Mariana Oliveira, editora-assistente


MULHERES


As servas de The handmaid's tale. Foto: Divulgação

“Em tempos distópicos, como 2017 e anos anteriores, vale a pena lembrar o poder da arte em provocar reações positivas, ainda que dolorosas, instigando um acordar mental necessário que poucas áreas de conhecimento são capazes de despertar. Nesse sentido, a adaptação da obra de Margaret Atwood, O conto da aia (The handmaid's tale), para uma série televisiva, é um dos maiores ganhos do ano. Não só pela qualidade estética (foi ganhador de cinco prêmios Emmy), mas pelas questões que aborda – ou a junção bem-sucedida de ambas as coisas. As séries se sofisticaram tanto, que algumas, como esta da Hulu (concorrente da Netflix), conseguem ultrapassar a qualidade de produções cinematográficas, de modo que The handmaid's tale é, sem dúvida, uma das melhores obras de audiovisual do ano. Há cinema, há literatura, há arte, fotografia e incríveis atuações, tudo na perspectiva de mulheres cuja rara capacidade reprodutora as torna escravas de famílias abastadas que não conseguem gerar filhos em uma sociedade cada vez mais estéril. O livro foi publicado em 1985, mas a história, aparentemente futurista mesmo para os dias de hoje, mostra-se bastante atual; na verdade, uma grande metáfora dos nossos tempos. Aliás, a perspectiva da mulher – tanto da autora quanto das atrizes e das diretoras que se revezaram a cada episódio – não é mero detalhe, mas a força motriz das mudanças que se anunciam, e que devem vir com tudo em 2018, na continuação da série, cujo roteiro está sendo escrito junto a Margaret Atwood. Mudanças que devem vir com tudo não só na continuação da série, pois, como escreveu Eliane Brum, em seu artigo As mulheres que dizem não, 'há uma outra tessitura, uma que se costura numa camada abaixo dos acontecimentos, e que nos aponta onde está a vida e a possibilidade. Há algo que se move – e não é para trás'.”
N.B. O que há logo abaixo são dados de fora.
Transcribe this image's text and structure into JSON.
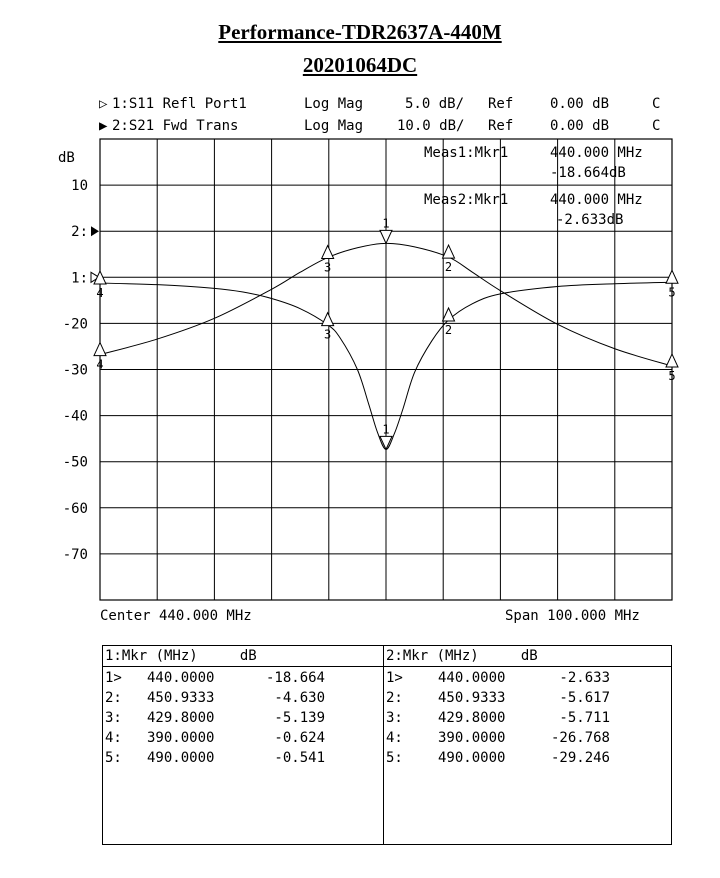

Olívia Mindêlo, editora Continente Online


NEGRITUDE


Debate no X Janela Internacional de Cinema do Recife. Foto: frame de vídeo

“Foi em julho, durante a Festa Literária Internacional de Paraty (Flip), em homenagem a um escritor negro – Lima Barreto –, que vivemos um dos momentos mais marcantes do ano. Diva Guimarães, uma senhora de 77 anos, levantou-se da cadeira e emocionou a plateia – do evento e das redes sociais – com seu depoimento sobre o que é ser uma pessoa negra no Brasil (seu vídeo teve mais de 400 mil compartilhamentos o Facebook). No segundo semestre, a questão negra também aqueceu os debates em eventos como o Festival de Brasília do Cinema Brasileiro, em que a representação afrodescendente no cinema brasileiro foi tema de um encontro e de estreias como Nada, Peripatético, O nó do diabo e Vazante. A discussão teve repercussão nacional, inclusive posterior, principalmente com relação à diretora Daniela Thomas, de Vazante, cujo filme foi criticado negativamente, rendendo um texto seu na revista Piauí. No mesmo veículo, o crítico Juliano Gomes, um dos negros presentes no debate, respondeu ao texto de Daniela. Nas bandas do Recife, a presença de artistas negros, como Linn da Quebrada, Lia de Itamaracá, Afrobapho e Rincon Sapiência, marcaram a última edição do No Ar Coquetel Molotov, com seus discursos potentes e incisivos, protagonizando uma edição que se notou diversa também em seu público. No Janela Internacional de Cinema, por sua vez, houve uma mostra exclusiva para o movimento L.A Rebellion, composta por realizadores africanos e afro-americanos que frequentaram a escola de cinema da Universidade da Califórnia, e festivais de artes cênicas como o Feteag, o Cena Cumplicidades e a mostra Luz Negra foram outros exemplos da potência negra na arte. Um ano para todos nós nos situarmos nesta questão mais do que urgente, com suas interseções que atravessam as discussões de gênero, sexualidade e classe.”